Golpistas são presos em SP acusados de usar carros apreendidos pela PF para conseguir empréstimos


SÃO PAULO - Duas pessoas estão presas e outras dez são acusadas de participar de uma quadrilha que, para conseguir fraudar empréstimos bancários, usava carros apreendidos em operações policiais. Os veículos foram sequestrados pela Justiça e que estavam sob a guarda da Polícia Federal.

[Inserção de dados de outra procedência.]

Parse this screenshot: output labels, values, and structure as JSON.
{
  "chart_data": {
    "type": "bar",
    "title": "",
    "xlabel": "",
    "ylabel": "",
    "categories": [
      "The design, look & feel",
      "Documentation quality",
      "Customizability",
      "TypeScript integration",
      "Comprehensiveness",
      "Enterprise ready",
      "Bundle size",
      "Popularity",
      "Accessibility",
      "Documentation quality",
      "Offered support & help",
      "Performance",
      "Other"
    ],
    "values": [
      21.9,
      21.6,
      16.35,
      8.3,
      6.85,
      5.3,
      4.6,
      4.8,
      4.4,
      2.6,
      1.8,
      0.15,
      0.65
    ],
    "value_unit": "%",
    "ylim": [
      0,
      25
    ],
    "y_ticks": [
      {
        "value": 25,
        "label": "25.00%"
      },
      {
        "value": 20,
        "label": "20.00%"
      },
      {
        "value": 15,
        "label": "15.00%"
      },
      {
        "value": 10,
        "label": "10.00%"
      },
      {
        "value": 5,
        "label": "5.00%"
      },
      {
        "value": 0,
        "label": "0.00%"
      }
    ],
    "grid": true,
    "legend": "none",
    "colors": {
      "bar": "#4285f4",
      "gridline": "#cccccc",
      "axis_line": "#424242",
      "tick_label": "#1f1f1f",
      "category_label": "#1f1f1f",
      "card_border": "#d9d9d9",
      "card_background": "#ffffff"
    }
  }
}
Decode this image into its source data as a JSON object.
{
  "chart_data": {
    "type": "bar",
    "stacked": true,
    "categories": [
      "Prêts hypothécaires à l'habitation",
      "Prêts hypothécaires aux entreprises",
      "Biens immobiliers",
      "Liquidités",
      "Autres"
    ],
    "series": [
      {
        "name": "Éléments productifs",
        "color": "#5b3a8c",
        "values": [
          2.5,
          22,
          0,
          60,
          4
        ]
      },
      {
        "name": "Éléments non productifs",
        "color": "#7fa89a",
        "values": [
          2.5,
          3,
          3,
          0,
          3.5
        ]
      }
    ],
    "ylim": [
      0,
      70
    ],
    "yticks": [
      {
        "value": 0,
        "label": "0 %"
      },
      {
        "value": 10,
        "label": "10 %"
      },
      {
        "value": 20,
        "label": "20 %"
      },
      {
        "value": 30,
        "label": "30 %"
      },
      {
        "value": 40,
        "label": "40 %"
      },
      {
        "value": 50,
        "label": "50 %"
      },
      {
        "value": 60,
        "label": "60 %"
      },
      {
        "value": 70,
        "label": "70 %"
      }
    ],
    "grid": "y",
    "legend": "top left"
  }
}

Os acusados devem ser indiciados por vários crimes, entre eles fraude, falsificação de documentos, formação de quadrilha e corrupção.

De acordo com a Procuradoria da República, pelo menos nove carros apreendidos foram usados para levantar dinheiro em bancos. Segundo a investigação, o golpe começava com a ajuda de um agente da Polícia Federal, identificado como James Pontes da Silva, acusado de abrir as portas do pátio onde eram guardados os carros recolhidos pela Justiça.

- Esse agente da Polícia Federal recebia 15% dos financiamentos, 15% de cada financiamento obtido - diz Anamara Osório, procuradora da República.

Outro integrante do grupo, Valter de Souza, tido como o chefe da quadrilha, anotava as placas dos carros apreendidos. A informação era repassada para Márcio Batista, funcionário público com acesso ao cadastro do Detran. Na falta de registro do bloqueio judicial, o passo seguinte era a falsificação de documentos com a participação de Maycon Pereira e Ludemi Antonio de Souza.

Ludemi era responsável pela fabricação de toda documentação para pegar dinheiro emprestado, como se fosse para comprar os automóveis que nunca estiveram à venda. O golpe se aproveitou da burocracia, da demora entre a apreensão do carro e o alerta ao Detran.

- Isso deveria ser automático, deveria ser direto no sistema. Uma vez apreendido o carro a autoridade responsável por aquela apreensão, com autorização da justiça federal, entraria no sistema e colocaria o bloqueio, se não pela polícia, pela própria Justiça Federal - diz Anamara.

Segundo a Polícia Federal, os dados sobre carros apreendidos são repassados à Justiça Federal em 24 horas. A Justiça Federal disse que vai estudar uma forma de tornar mais rápido o bloqueio dos carros no sistema do Detran.

Quanto ao agente James Pontes da Silva, a direção da Polícia Federal informou que não teria como encontrá-lo para responder às acusações já que ele está aposentado desde o mês passado. Os advogados dos outros réus negaram que eles tenham cometido os crimes e disseram que a defesa será feita durante o processo criminal.